[H]ard|Forum - View Single Post - ZFS: RAID-Z3 (raidz3) Recommended Drive Configuration :
RAID-Z3 is better than RAID 10 in most cases that do not require high performance for small, random writes. Certainly for a media server, the performance of RAID-10 is not required.
First, with 10 drives of capacity C, you get only 5C available capacity with RAID 10. You get 7C with RAID-Z3. That is 40% more space.
Then there is the probability of data loss.
Assume that the probability of a single drive failing during a rebuild (i.e., after you have already lost one drive) is F. Note that F is probably higher than the pro-rated annual failure rate over the rebuild time, since all of the data on at least one of the drives must be read during the rebuild, which creates a greater stress on the drive(s) than is seen by the average drive in AFR studies.
So, the probability of data loss with RAID 10, after one drive has already failed, is F.
After a single drive failure with RAID-Z3, you must lose at least three more drives for data loss to occur. To compute this, we need the general formula for probability of failure of exactly X drives out of K drives. It is
C[K, X] F^X (1 - F)^(K - X)
where C[K, X] is the combination formula, the number of ways of choosing X out of K:
C[K, X] = K! / ( X! (K - X)! )
The probability of losing at least 3 drives out of an N-drive RAID-Z3 that has had a single drive failure is (1 - P3), where P3 is the probability of losing 0, 1 or 2 drives.
P3 = (1 - F)^(N - 1) + (N - 1) F (1 - F)^(N - 2) + (N - 1)(N - 2) F^2 (1 - F)^(N-3) / 2
As long as we have that formula, it is easy to compute the corresponding P for RAID-Z1 and RAID-Z2:
P2 = (1 - F)^(N - 1) + (N - 1) F (1 - F)^(N - 2)
P1 = (1 - F)^(N - 1)
Let's take an example. We will assume F = 5%. A 16-drive RAID-10 will have a capacity of 8C, the same as an 11-drive RAID-Z3, a 10-drive RAID-Z2, or a 9-drive RAID-Z1. So, for a capacity of 8C, the probability of data loss during a rebuild after a single drive failure is:
RAID-10:
F = 5%
RAID-Z1:
1 - (1 - F)^(9 - 1) = 33.7%
RAID-Z2:
1 - (1 - F)^(10 - 1) - (10 - 1) F (1 - F)^(10 - 2) = 7.1%
RAID-Z3:
1 - (1 - F)^(11 - 1) - (11 - 1) F (1 - F)^(11 - 2) - (11 - 1)(11 - 2) F^2 (1 - F)^(11 - 3) / 2
= 1.15%
So, for a capacity of 8C, you need only 11 drives with RAID-Z3, as compared to 16 drives with RAID-10, and your probability of data loss during a rebuild after a single drive failure is only 1% with RAID-Z3, as compared to 5% with RAID-10.
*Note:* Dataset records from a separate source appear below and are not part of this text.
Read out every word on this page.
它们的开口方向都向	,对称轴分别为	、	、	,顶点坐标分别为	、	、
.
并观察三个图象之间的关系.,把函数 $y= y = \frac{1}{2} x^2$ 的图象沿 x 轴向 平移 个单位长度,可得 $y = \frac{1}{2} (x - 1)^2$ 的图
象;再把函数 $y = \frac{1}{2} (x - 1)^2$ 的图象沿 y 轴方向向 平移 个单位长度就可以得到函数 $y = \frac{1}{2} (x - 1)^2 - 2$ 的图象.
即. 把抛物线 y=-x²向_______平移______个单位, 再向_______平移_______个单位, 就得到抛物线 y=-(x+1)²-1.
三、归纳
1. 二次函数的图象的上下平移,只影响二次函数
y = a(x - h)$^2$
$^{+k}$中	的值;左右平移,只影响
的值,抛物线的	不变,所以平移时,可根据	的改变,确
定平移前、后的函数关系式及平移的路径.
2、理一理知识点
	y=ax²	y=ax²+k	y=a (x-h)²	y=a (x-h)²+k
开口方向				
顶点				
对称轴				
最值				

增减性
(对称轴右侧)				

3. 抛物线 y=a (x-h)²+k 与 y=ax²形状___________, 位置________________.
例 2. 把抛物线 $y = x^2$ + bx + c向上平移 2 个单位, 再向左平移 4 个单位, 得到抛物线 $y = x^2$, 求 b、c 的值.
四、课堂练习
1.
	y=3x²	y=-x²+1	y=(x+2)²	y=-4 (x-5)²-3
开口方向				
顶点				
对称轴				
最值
If F were only 2%, then the corresponding data loss probabilities for RAID-10, -Z1, -Z2, -Z3 are: 2%, 14.9%, 1.3%, and 0.086%. So that is less than 0.09% for RAID-Z3, as compared to 2% for RAID-10 : 23 times higher chance of data loss with RAID-10 as compared to RAID-Z3 !
Bottom line is that RAID-Z3 is greatly superior to RAID-10, except in rare applications where the higher performance of RAID-10 is required.